La réponse est non. Évidemment à l’origine, il y avait potentiellement une grande majorité passionnée d’histoire étant donné que le Béhourd provient des reconstitutions historiques. Cependant, tous les béhourdeurs ne connaissent pas l’histoire médiévale par cœur. En effet, comme en témoigne Benjamin Beziel : « J’aime bien l’histoire, mais je ne pratique pas ce sport pour l’histoire. » D’ailleurs, le Béhourd a une spécificité qu’aucun sport en France ne possède et c’est pour cette raison que Benjamin Beziel le pratique comme il l’énonce lors de notre entretien : « Je pratique vraiment ce sport parce que c’est le seul sport de combat en équipe qui est autorisé en France. » Beaucoup de béhourdeurs sont des anciens pratiquants de sport de combat, mais il y a aussi des personnes qui manquent d’assurance et qui retrouvent une certaine confiance en eux grâce au Béhourd. Comme l’évoque Jehanne Dering : « C’est un sport qui transforme les gens, derrière une apparence d’armure métallique. » De ce fait, le Béhourd n’est pas réservé aux férus d’histoire, mais à tout le monde. Il permet d’être curieux et de se renseigner sur l’histoire médiévale pour porter une armure la plus authentique possible.
Un sport coûteux
Le Béhourd n’est pas le sport le plus accessible notamment en raison de son coût économique. En raison de l’armure qui doit être reproduite sur mesure selon le gabarit du combattant. Ainsi, faire une armure de très bonne qualité, validée pour entrer en lice est quasi impossible à constituer en France. Comme l’explique Jehanne Dering « en France actuellement avec les taxes, avec les délais minimums d’attente qui sont chez certains jusqu’à deux ans d’attente, c’est 12 000 euros pour une bonne armure reconstituée historiquement et apte pour la compétition. » C’est pourquoi, la plupart des béhourdeurs font faire leur armure en Ukraine ou en Russie avec des prix moins coûteux qu’en France. Par ailleurs, cela reste tout de même une certaine somme déboursée comme l’indique Jeanne Dering : « Le prix de base pour une armure en acier trempé, pour débuter, c’est au minimum 2500-2700 euros. »
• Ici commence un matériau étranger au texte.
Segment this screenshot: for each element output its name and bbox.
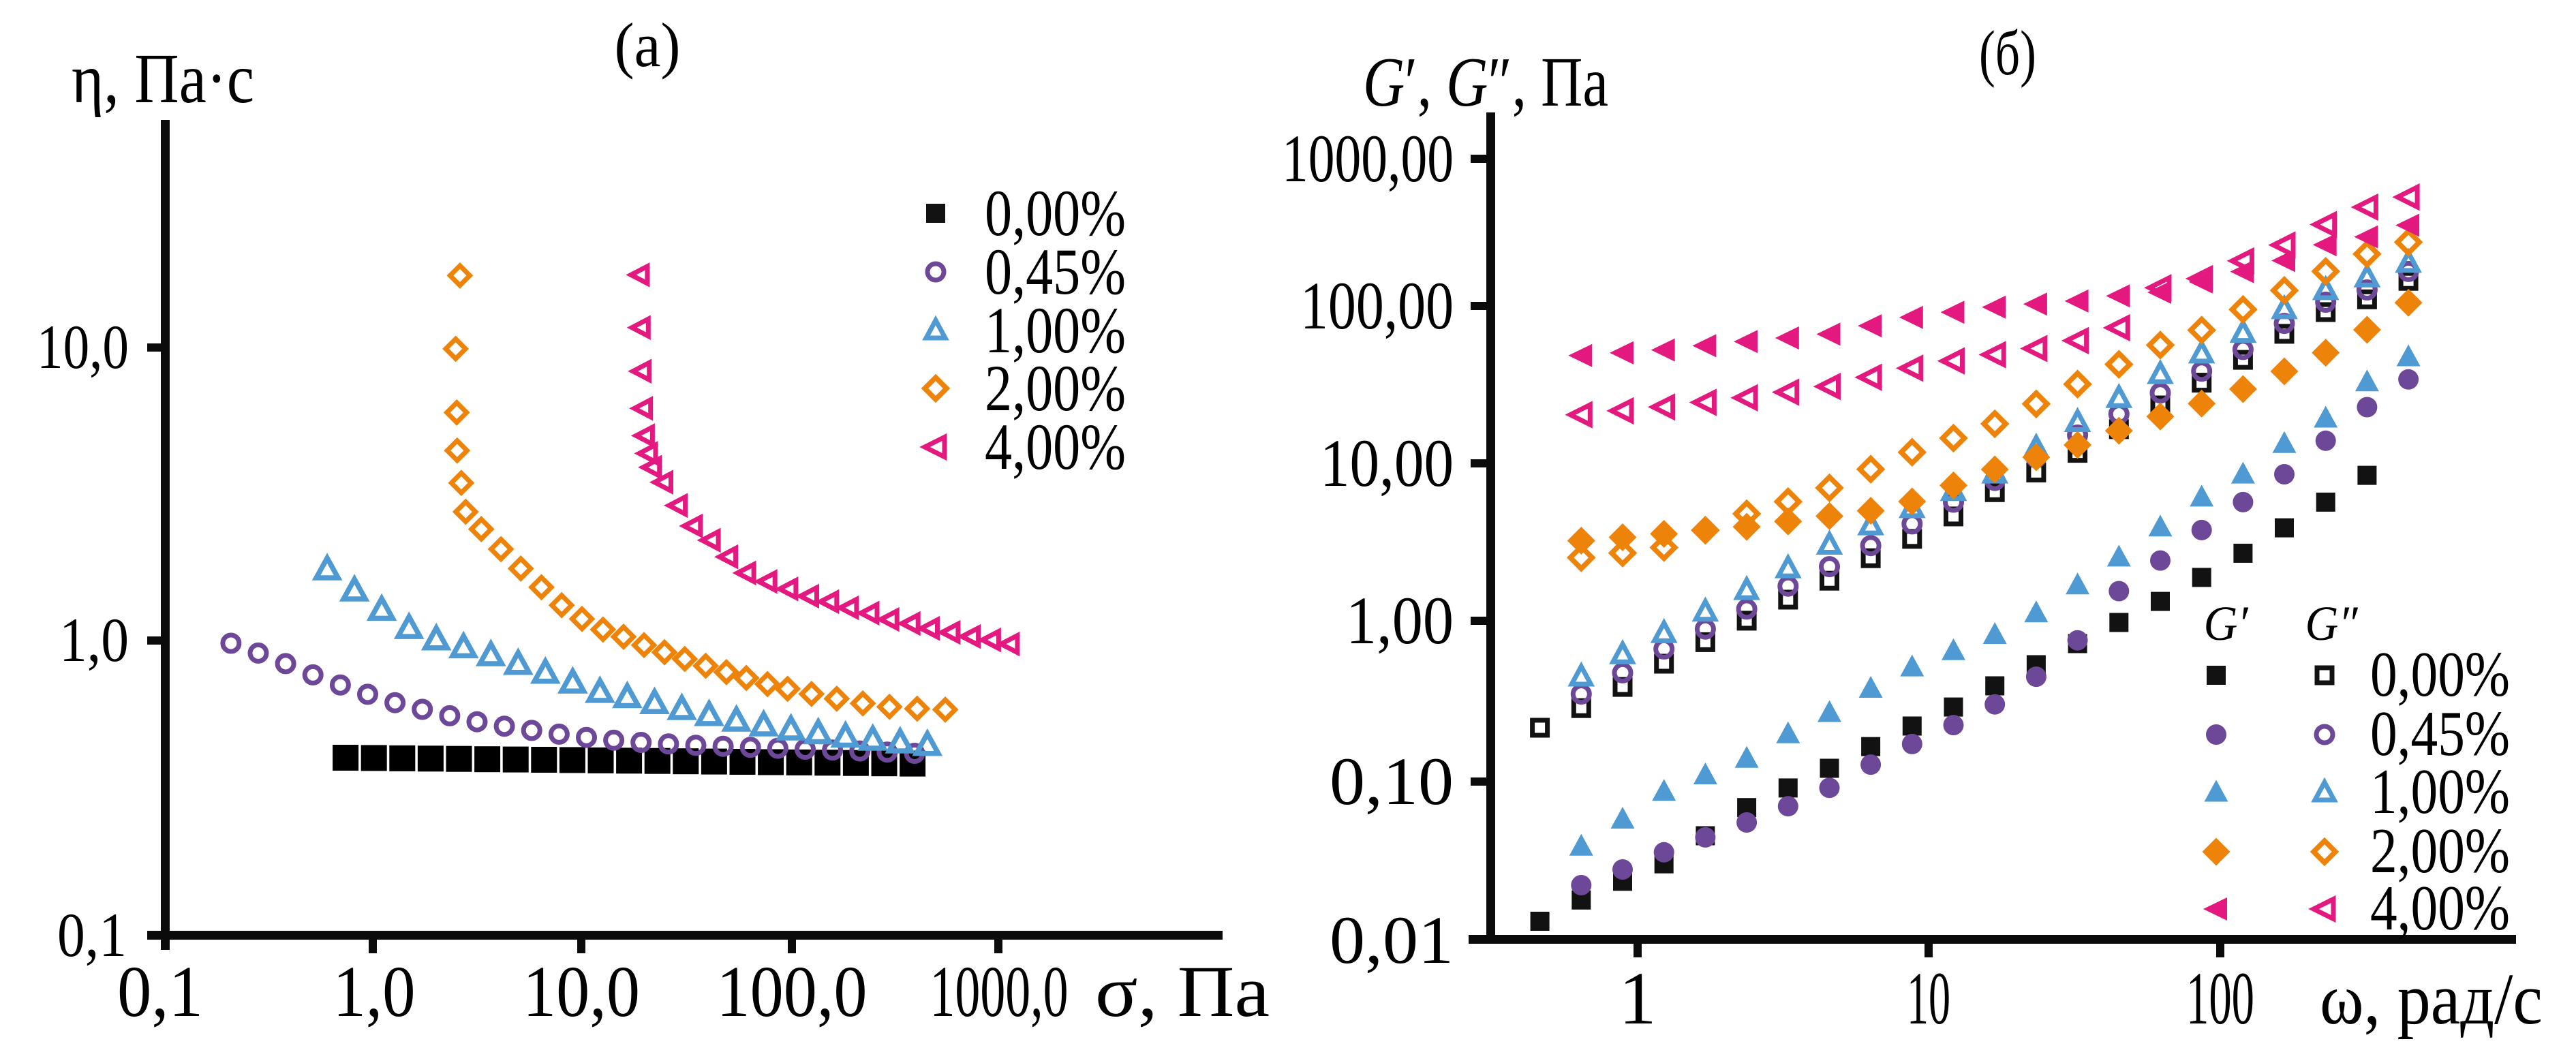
svg-text:ω, рад/с: ω, рад/с xyxy=(2320,959,2543,1040)
svg-text:0,1: 0,1 xyxy=(57,900,127,970)
svg-text:1,00%: 1,00% xyxy=(985,294,1126,367)
svg-text:2,00%: 2,00% xyxy=(2370,816,2510,887)
svg-text:10,00: 10,00 xyxy=(1320,425,1454,501)
svg-text:1: 1 xyxy=(1619,957,1657,1040)
svg-text:1,0: 1,0 xyxy=(333,952,416,1032)
svg-text:η, Па·с: η, Па·с xyxy=(72,40,254,118)
svg-text:σ, Па: σ, Па xyxy=(1095,952,1270,1032)
svg-text:(б): (б) xyxy=(1979,18,2036,89)
svg-text:10,0: 10,0 xyxy=(523,952,640,1032)
svg-text:G′: G′ xyxy=(2204,596,2249,651)
svg-text:1,00%: 1,00% xyxy=(2370,756,2510,827)
svg-text:0,45%: 0,45% xyxy=(2370,698,2510,769)
svg-text:100: 100 xyxy=(2186,957,2254,1040)
svg-text:10: 10 xyxy=(1907,957,1950,1040)
svg-text:0,00%: 0,00% xyxy=(2370,639,2510,710)
svg-text:100,00: 100,00 xyxy=(1300,268,1454,343)
svg-text:1,00: 1,00 xyxy=(1346,583,1454,658)
svg-text:2,00%: 2,00% xyxy=(985,352,1126,425)
svg-text:(a): (a) xyxy=(615,10,681,80)
svg-text:1,0: 1,0 xyxy=(59,605,129,675)
svg-text:4,00%: 4,00% xyxy=(2370,873,2510,944)
svg-text:0,00%: 0,00% xyxy=(985,176,1126,249)
svg-text:G″: G″ xyxy=(2305,596,2359,651)
svg-text:1000,00: 1000,00 xyxy=(1282,121,1454,196)
svg-text:0,1: 0,1 xyxy=(117,952,203,1032)
svg-text:0,01: 0,01 xyxy=(1330,902,1454,978)
svg-text:10,0: 10,0 xyxy=(37,312,129,382)
svg-text:0,10: 0,10 xyxy=(1330,743,1454,819)
svg-text:1000,0: 1000,0 xyxy=(930,952,1069,1032)
svg-text:4,00%: 4,00% xyxy=(985,410,1126,483)
svg-text:100,0: 100,0 xyxy=(717,952,868,1032)
svg-text:0,45%: 0,45% xyxy=(985,235,1126,308)
svg-text:G′, G″, Па: G′, G″, Па xyxy=(1363,43,1608,121)
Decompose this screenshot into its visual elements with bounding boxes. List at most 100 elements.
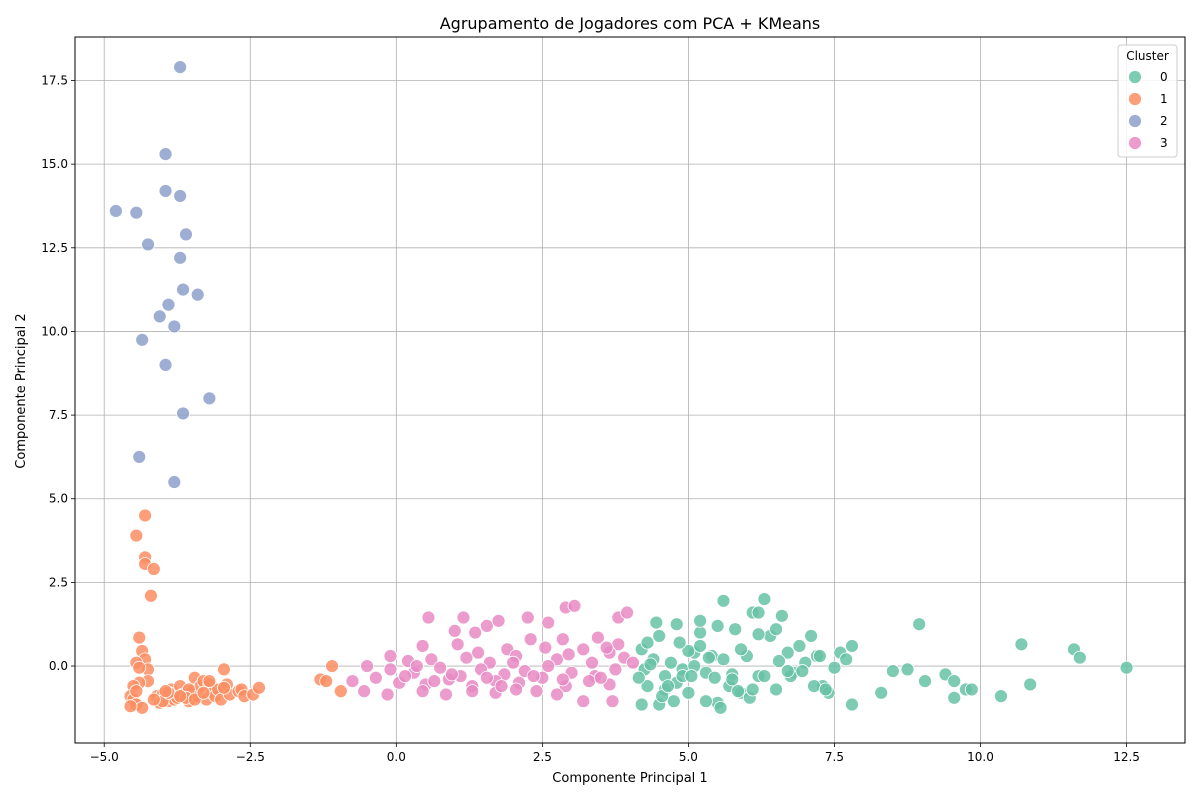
cluster-2-point	[176, 282, 190, 297]
cluster-0-point	[725, 672, 740, 687]
cluster-3-point	[459, 650, 474, 665]
cluster-0-point	[774, 608, 789, 623]
cluster-3-point	[593, 670, 608, 685]
cluster-3-point	[409, 659, 424, 673]
cluster-0-point	[757, 669, 772, 683]
cluster-0-point	[681, 685, 696, 700]
cluster-3-point	[439, 687, 453, 702]
cluster-0-point	[918, 674, 932, 688]
cluster-1-point	[158, 684, 173, 699]
axis-ticks: −5.0 −2.5 0.0 2.5 5.0 7.5 10.0 12.5 0.0 2.5 5.0 7.5…	[41, 73, 1140, 764]
cluster-3-point	[509, 682, 523, 697]
cluster-0-point	[780, 664, 795, 678]
cluster-0-point	[751, 627, 766, 642]
cluster-1-point	[123, 699, 138, 714]
legend-marker-3	[1128, 136, 1142, 150]
cluster-3-point	[585, 655, 599, 670]
cluster-2-point	[173, 60, 188, 75]
cluster-1-point	[135, 700, 150, 715]
cluster-3-point	[421, 610, 436, 625]
cluster-3-point	[491, 613, 506, 628]
cluster-0-point	[710, 618, 725, 633]
cluster-0-point	[699, 694, 713, 709]
cluster-0-point	[731, 684, 745, 699]
cluster-0-point	[713, 700, 728, 715]
cluster-0-point	[663, 655, 678, 670]
cluster-0-point	[818, 682, 833, 697]
legend-marker-1	[1128, 92, 1142, 106]
y-tick-label: 0.0	[49, 659, 68, 673]
cluster-2-point	[135, 332, 150, 347]
cluster-0-point	[964, 682, 979, 697]
cluster-3-point	[450, 637, 465, 652]
cluster-0-point	[885, 664, 900, 678]
cluster-0-point	[672, 635, 687, 650]
cluster-2-point	[173, 189, 188, 203]
legend-marker-0	[1128, 70, 1142, 84]
x-tick-label: −2.5	[236, 750, 265, 764]
cluster-1-point	[132, 660, 147, 675]
x-tick-label: 12.5	[1113, 750, 1140, 764]
cluster-3-point	[590, 630, 605, 645]
cluster-3-point	[415, 684, 430, 699]
cluster-3-point	[567, 598, 582, 613]
cluster-0-point	[812, 649, 827, 663]
cluster-0-point	[652, 629, 667, 643]
cluster-1-point	[173, 689, 188, 704]
y-tick-label: 7.5	[49, 408, 68, 422]
cluster-3-point	[494, 679, 509, 694]
cluster-3-point	[424, 652, 439, 667]
x-tick-label: 10.0	[967, 750, 994, 764]
legend-label-0: 0	[1160, 70, 1168, 84]
cluster-2-point	[173, 250, 188, 265]
cluster-0-point	[681, 644, 696, 658]
cluster-0-point	[874, 685, 889, 700]
legend: Cluster 0 1 2 3	[1117, 44, 1178, 158]
cluster-0-point	[780, 645, 795, 660]
chart-title: Agrupamento de Jogadores com PCA + KMean…	[440, 14, 821, 33]
cluster-0-point	[661, 679, 675, 694]
cluster-3-point	[427, 674, 442, 688]
cluster-3-point	[383, 649, 398, 663]
cluster-3-point	[561, 647, 576, 662]
cluster-0-point	[634, 697, 649, 712]
cluster-1-point	[202, 674, 217, 688]
cluster-0-point	[845, 639, 859, 653]
cluster-0-point	[728, 622, 743, 637]
cluster-0-point	[947, 674, 962, 688]
cluster-3-point	[526, 669, 541, 683]
cluster-3-point	[541, 615, 556, 630]
cluster-3-point	[620, 605, 634, 620]
cluster-3-point	[465, 684, 480, 699]
y-axis-label: Componente Principal 2	[14, 313, 29, 468]
cluster-2-point	[161, 297, 176, 312]
cluster-0-point	[947, 690, 962, 705]
cluster-0-point	[707, 670, 722, 685]
cluster-2-point	[108, 204, 123, 218]
y-tick-label: 10.0	[41, 324, 68, 338]
cluster-3-point	[360, 659, 375, 673]
cluster-3-point	[529, 684, 544, 699]
y-tick-label: 12.5	[41, 241, 68, 255]
cluster-3-point	[555, 632, 570, 647]
cluster-1-point	[146, 692, 161, 707]
cluster-3-point	[599, 640, 614, 655]
x-tick-label: 5.0	[679, 750, 698, 764]
legend-label-3: 3	[1160, 136, 1168, 150]
cluster-0-point	[734, 642, 748, 657]
cluster-0-point	[1072, 650, 1087, 665]
cluster-0-point	[792, 639, 807, 653]
cluster-0-point	[1014, 637, 1029, 652]
cluster-0-point	[772, 654, 786, 668]
cluster-3-point	[479, 618, 494, 633]
cluster-1-point	[252, 680, 266, 695]
cluster-0-point	[845, 697, 859, 712]
plot-frame	[74, 36, 1186, 744]
cluster-0-point	[804, 629, 819, 643]
cluster-1-point	[144, 588, 158, 603]
cluster-0-point	[769, 682, 783, 697]
cluster-3-point	[471, 645, 486, 660]
cluster-0-point	[807, 679, 821, 694]
cluster-1-point	[138, 508, 153, 523]
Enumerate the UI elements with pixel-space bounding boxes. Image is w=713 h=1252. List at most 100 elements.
Bien plus qu’un sport : un patrimoine immatériel
Dans les années 90, le Béhourd prend vie en Russie, féru de reconstitution historique, mais ennuyé par des reconstitutions sans combat : le Béhourd est né. Très présent dans les pays de l’Est, le premier tournoi voit le jour en 1996 et est intitulé « tournoi de Vyborg ». Le côté historique de ce sport fait son originalité par rapport aux sports de combat. Le Béhourd fait référence étymologiquement aux tournois, aux joutes que faisaient les chevaliers au Moyen-Âge. Les béhourdeurs utilisent les codes de l’époque médiévale, mais le but n’est pas de recréer les batailles historiques. En effet, c’est le côté sportif qu’ils recherchent et auxquels ils ajoutent les codes du Moyen-Âge. Comme le mentionne Jehanne Dering : « (…) après ça ne reconstitue pas du tout les batailles de l’époque, on est vraiment sur un sport avec des règles strictes, des stratégies. » En effet, les équipements : armure, épée, hache, bouclier ne sont pas fabriqués au hasard, mais doivent respecter une historicité. Dans le même sens, les endroits qui accueillent des compétitions de Béhourd sont très souvent des lieux historiques. Toutes ces allusions font du Béhourd un patrimoine immatériel* avec des combattants qui se battent en portant des armures, des armes d’époques, comme pouvaient le faire nos ancêtres lors de combats médiévaux.
*Edouard Eme, Le Béhourd : réémergence d’une pratique sportive et patrimoniale à influence culturelle, Fédération Française de Béhourd, années 2014-2015.